Taksówkarzom nie podoba się rządowy projekt ustawy o transporcie, który zezwala na funkcjonowanie na rynku przewoźników typu Uber czy Bolt. Minister infrastruktury zapewnia jednak, że taksówkarze nie mają powodu do obaw. - Nie stracą z tego powodu - mówi.

Reklama

- Wreszcie mamy sytuację taką, że ten obszar będzie obszarem równej konkurencji. Wyeliminujemy działających w szarej strefie i będących ciężarem dla taksówkarzy - przekonuje Andrzej Adamczyk w Radiu ZET. - Wprowadzamy równe zasady dla tych, którzy będą wykonywali usługi pasażerskie - tłumaczy.

- Nie wprowadzamy zasady, która każe korzystającym z aplikacji mobilnych przywołujących taksówki wykasować je z telefonów. Nie napisaliśmy projektu przeciwko jakiejkolwiek firmie czy organizacji - dodaje.

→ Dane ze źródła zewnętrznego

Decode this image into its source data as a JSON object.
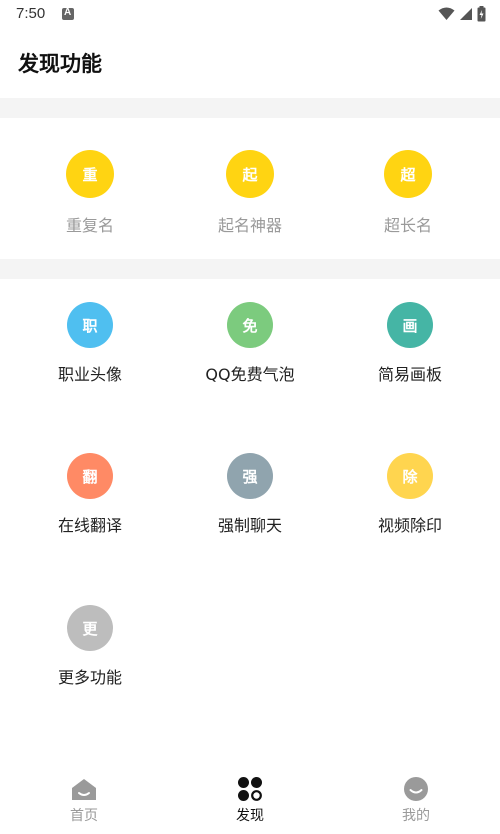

Na pytanie, czy "kontrowersyjna ustawa według taksówkarzy była pisana pod dyktando Amerykanów", Adamczyk odpowiada, że "nie ma możliwości, żeby ktokolwiek dyktował treść projektów ustaw ministrom, parlamentarzystom i polskiemu rządowi". - W projekcie ustawy przyjętym we wtorek jest zapis, że wszyscy wykonujący usługi muszą spełniać podstawowe warunki. Przede wszystkim oświadczyć, że są niekarani - mówi. - Taksówkarz musi przejść badania psychotechniczne. Ten kierowca będzie musiał posiadać taką samą licencję, jaką posiada taksówkarz - wymienia dalej. - Kierowca będzie musiał mieć zarejestrowaną działalność gospodarczą. Będzie płacił wszystkie opłaty, jakie płaci taksówkarz. Mamy równy rynek dla wszystkich przedsiębiorców - deklaruje.

Reklama

Zapewnia też, że realne ułatwienia czekają także taksówkarzy. - Zmniejszamy progi, które dzisiaj stały przed chcącymi pracować jako taksówkarze. Znosimy obowiązkowy egzamin z topografii w miastach powyżej 100 tysięcy mieszkańców. To anachronizm, dzisiaj każdy korzysta z GPS - zauważa.

Z kolei pytany o swoją ewentualną dymisję przy zapowiadanej rekonstrukcji rządu, odpowiada, że "wiele nazwisk pojawia się i pojawiało w spekulacjach medialnych". Czy zatem śpi spokojnie? - Nie. Nie śpię spokojnie. Sprawy, które prowadzimy, nie pozwalają spać spokojnie. Mówię o sprawach ważnych w zakresie infrastruktury, pozyskiwaniu środków europejskich i ich wykorzystaniu - podsumowuje.